We can see the first line contains the HEADER (which are the column names) and both lines have the expense_amt and member_status data for both columns returned from the WHERE clause filter.

Another important caveat I discovered from executing the above COPY command.

The user must have privileges to write to the file at the OS level.

In my case, fixed with:

$ sudo chown postgres awards_to_honor.csv

You can avoid this issue by instead writing to a system file the current user has access to such as /tmp (shown below.)

trial=# COPY (SELECT expense_amt, member_status
FROM reward_members
WHERE member_status = 'gold_group')
TO '/tmp/awards_to_honor.csv'
DELIMITER ','
CSV HEADER;
COPY 2

However, one of my test roles without the SUPERUSER attribute, ran into problems writing to the /tmp file.

See below for confirmation:

trial=# SET role log_user; -- changing from postgres user to log_user
SET

Now attempting the same COPY command, writing to the /tmp folder

trial=> COPY (SELECT expense_amt, member_status
FROM reward_members
WHERE member_status = 'gold_group')
TO '/tmp/awards_to_honor2.csv'
DELIMITER ','
CSV HEADER;
ERROR: must be superuser to COPY to or from a file
HINT: Anyone can COPY to stdout or from stdin. psql's \copy command also works for anyone.

Perhaps a better measure, as suggested in the HINT:, for roles without the SUPERUSER attribute, is the psql \copy meta-command.

Let's carry-out a similar type of command with \copy instead using the same role, without the need for that SUPERUSER attribute.

trial=> \copy (SELECT expense_amt, member_status
FROM reward_members
WHERE member_status = 'silver_group')
TO '/home/linux_user_here/more_awards.csv'
DELIMITER ','
CSV HEADER;
COPY 2

No problems there.

And the files' contents,

$ cat more_awards.csv
expense_amt,member_status
1001.55,silver_group
1097.99,silver_group

Also works for the /tmp folder:

trial=> \copy (SELECT expense_amt, member_status
FROM reward_members
WHERE member_status = 'silver_group')
TO '/tmp/more_awards.csv'
DELIMITER ','
CSV HEADER;
COPY 2

Same contents present in the written file as well:

trial=> \! cat /tmp/more_awards.csv
expense_amt,member_status
1001.55,silver_group
1097.99,silver_group

Why it matters?

Importing data into PostgreSQL via files is a surefire bulk upload method. Although all are not covered in this blog post, COPY and \copy both, offer several options for working with different file formats and extensions.

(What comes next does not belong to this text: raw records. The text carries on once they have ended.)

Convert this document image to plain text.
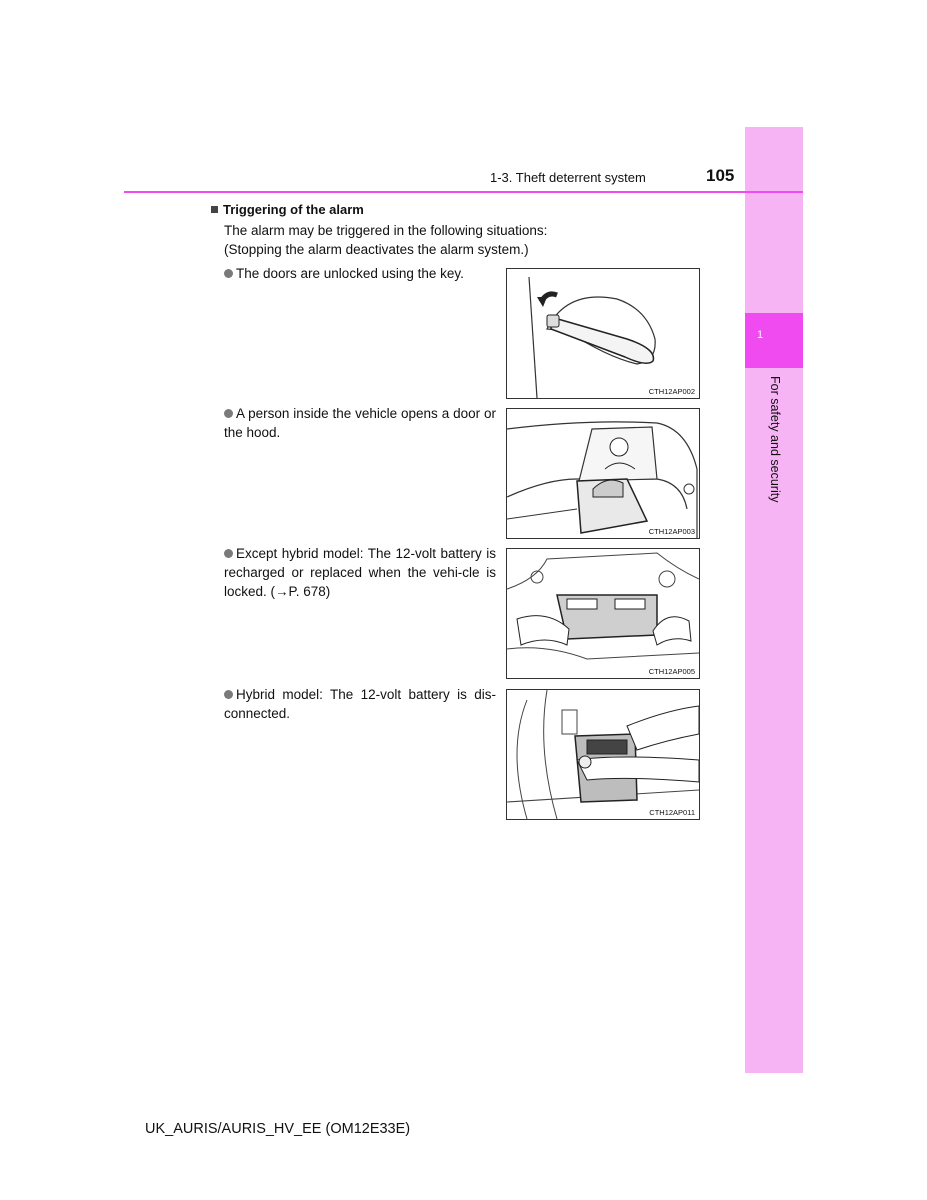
1
For safety and security
1-3. Theft deterrent system	105
Triggering of the alarm
The alarm may be triggered in the following situations:
(Stopping the alarm deactivates the alarm system.)
The doors are unlocked using the key.
CTH12AP002
A person inside the vehicle opens a door or the hood.
CTH12AP003
Except hybrid model: The 12-volt battery is recharged or replaced when the vehi-cle is locked. (→P. 678)
CTH12AP005
Hybrid model: The 12-volt battery is dis-connected.
CTH12AP011
UK_AURIS/AURIS_HV_EE (OM12E33E)
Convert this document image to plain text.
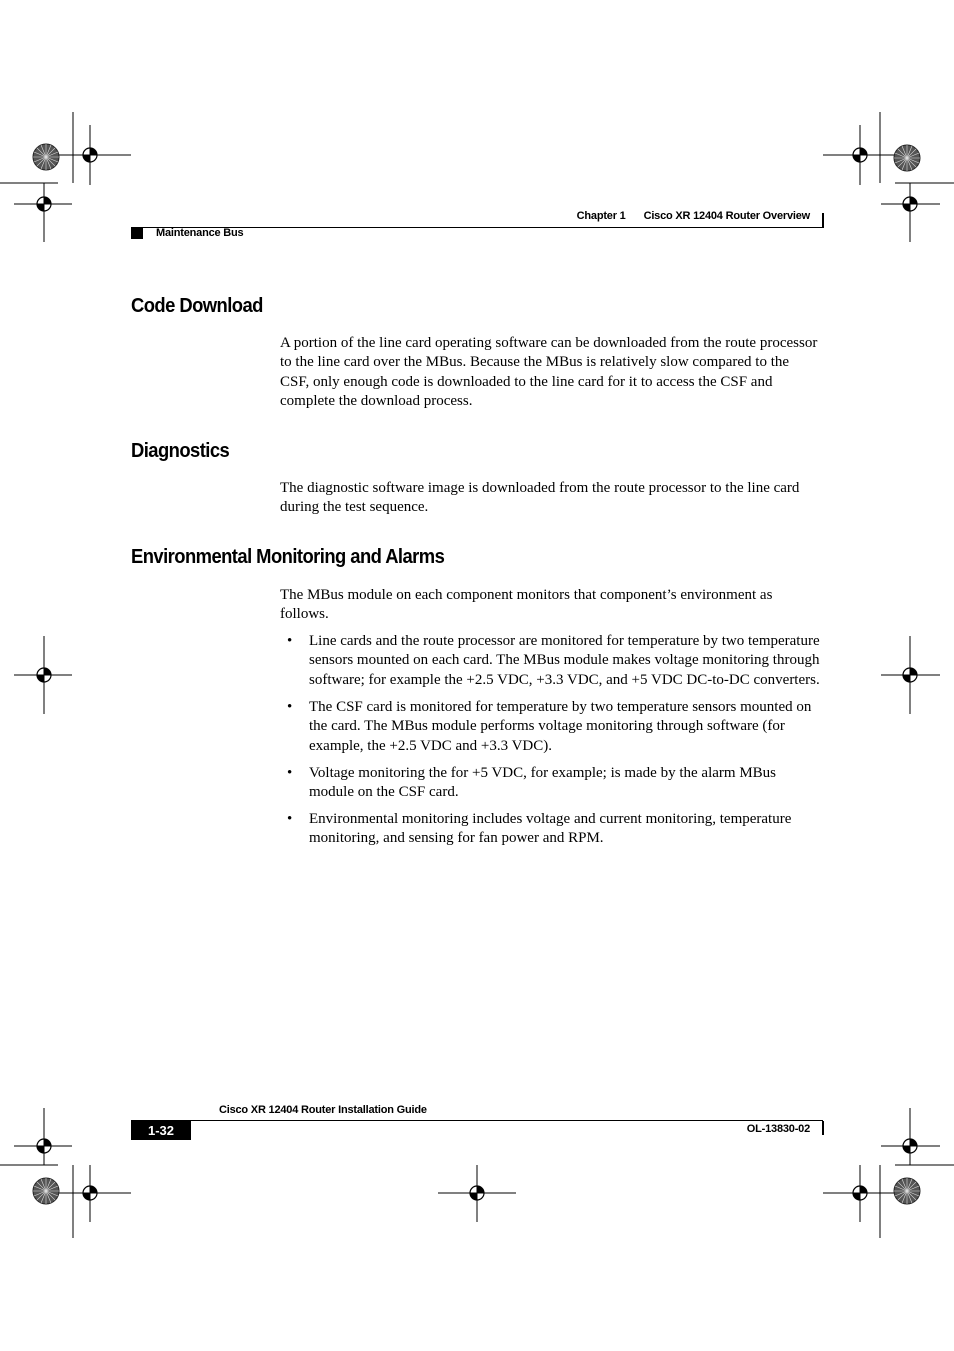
Chapter 1 Cisco XR 12404 Router Overview
Maintenance Bus
Code Download

A portion of the line card operating software can be downloaded from the route processor to the line card over the MBus. Because the MBus is relatively slow compared to the CSF, only enough code is downloaded to the line card for it to access the CSF and complete the download process.

Diagnostics

The diagnostic software image is downloaded from the route processor to the line card during the test sequence.

Environmental Monitoring and Alarms

The MBus module on each component monitors that component’s environment as follows.

• Line cards and the route processor are monitored for temperature by two temperature sensors mounted on each card. The MBus module makes voltage monitoring through software; for example the +2.5 VDC, +3.3 VDC, and +5 VDC DC-to-DC converters.
• The CSF card is monitored for temperature by two temperature sensors mounted on the card. The MBus module performs voltage monitoring through software (for example, the +2.5 VDC and +3.3 VDC).
• Voltage monitoring the for +5 VDC, for example; is made by the alarm MBus module on the CSF card.
• Environmental monitoring includes voltage and current monitoring, temperature monitoring, and sensing for fan power and RPM.
Cisco XR 12404 Router Installation Guide
1-32	OL-13830-02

On the same token, exporting data from tables, or specific columns is easily handled with both of these commands as well.

8. psql \help meta-command

You're in a psql command-line session. Curious about the CREATE INDEX command syntax?

No need and going to a browser or another document.

Try this instead:

trial=> \help CREATE INDEX
Command: CREATE INDEX
Description: define a new index
Syntax:
CREATE [ UNIQUE ] INDEX [ CONCURRENTLY ] [ [ IF NOT EXISTS ] name ] ON table_name [ USING method ]
( { column_name | ( expression ) } [ COLLATE collation ] [ opclass ] [ ASC | DESC ] [ NULLS { FIRST | LAST } ] [, ...] )
[ WITH ( storage_parameter = value [, ... ] ) ]
[ TABLESPACE tablespace_name ]
[ WHERE predicate ]

To know what help text is available, you can run \help by itself and get a list of available options.

I won't list them all out here, just know that option is available.

Why it matters?

The fact this meta-command is super easy to use, powerful, and convenient are enough pros to mention it here. It's saved me tons of time spent searching throughout other documentation. And of course, being a newbie, I use it quite often!

Conclusion

This is not an exhaustive list. Nor the 'be all end all' of queries and data manipulation.

Only my take on those that pique my interest and speak to me as I continue to learn and grow into a SQL Developer role. I hope through this blog post, you will find use cases for the above queries and commands, implementing those where you see fit.